This is a Java code that perhaps may be helpful:
String text = "A | 1\n" +
"A | 2\n" +
"B | 1\n" +
"B | 2\n" +
"B | 3\n" +
"A | x\n" +
"D | y\n" +
"D | z\n";
String[] sections = text.split("(?<=(.) . .)\n(?!\\1)");
StringBuilder sb = new StringBuilder();
for (String section : sections) {
sb.append(section.substring(0, 1) + " {")

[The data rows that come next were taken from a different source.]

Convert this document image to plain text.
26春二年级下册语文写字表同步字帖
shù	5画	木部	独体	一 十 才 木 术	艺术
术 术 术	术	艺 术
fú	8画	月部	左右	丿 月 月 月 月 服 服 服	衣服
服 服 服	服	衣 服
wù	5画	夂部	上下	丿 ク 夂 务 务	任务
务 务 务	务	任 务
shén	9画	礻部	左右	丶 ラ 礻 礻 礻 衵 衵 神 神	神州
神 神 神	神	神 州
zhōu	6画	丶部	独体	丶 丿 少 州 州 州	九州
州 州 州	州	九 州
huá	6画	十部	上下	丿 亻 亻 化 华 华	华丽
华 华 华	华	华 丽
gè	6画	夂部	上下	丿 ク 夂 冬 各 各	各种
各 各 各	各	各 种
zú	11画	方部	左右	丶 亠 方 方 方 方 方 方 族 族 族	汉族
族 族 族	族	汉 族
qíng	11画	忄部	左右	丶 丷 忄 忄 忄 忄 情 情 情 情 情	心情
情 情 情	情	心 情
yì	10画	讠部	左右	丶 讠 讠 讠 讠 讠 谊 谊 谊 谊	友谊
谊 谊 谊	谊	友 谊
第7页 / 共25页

.append(section.substring(3).replaceAll("\n.", ""))
.append(" }\n");
}
System.out.println(sb.toString());
This prints:
A { 1 | 2 }
B { 1 | 2 | 3 }
A { x }
D { y | z }
The idea is to to do this in two steps:
- First, split into sections
- Then transform each section
A single replaceAll
variant
If you intersperse {
and }
in the input to be captured so they can be rearranged in the output, this is possible with a single replaceAll
(i.e. an entirely regex solution)
String text = "{ A | 1 }" +
"{ A | 2 }" +
"{ B | 1 }" +
"{ B | 2 }" +
"{ B | 3 }" +
"{ C | 4 }" +
"{ D | 5 }";
System.out.println(
text.replaceAll("(?=\\{ (.))(?<!(?=\\1).{7})(\\{)( )(.) .|(?=\\}. (.))(?:(?<=(?=\\5).{6}).{5}|(?<=(.))(.))", "$4$3$2$7$6")
);
This prints (see output on ideone.org):
A { 1 | 2 } B { 1 | 2 | 3 } C { 4 } D { 5 }
Unfortunately no, I don't think this is worth explaining. It's way too complicated for what's being accomplished. Essentially, though, lots of assertions, nested assertions, and capture groups (some of which will be empty strings depending on which assertion passes).
This is, without a doubt, the most complicated regex I've written.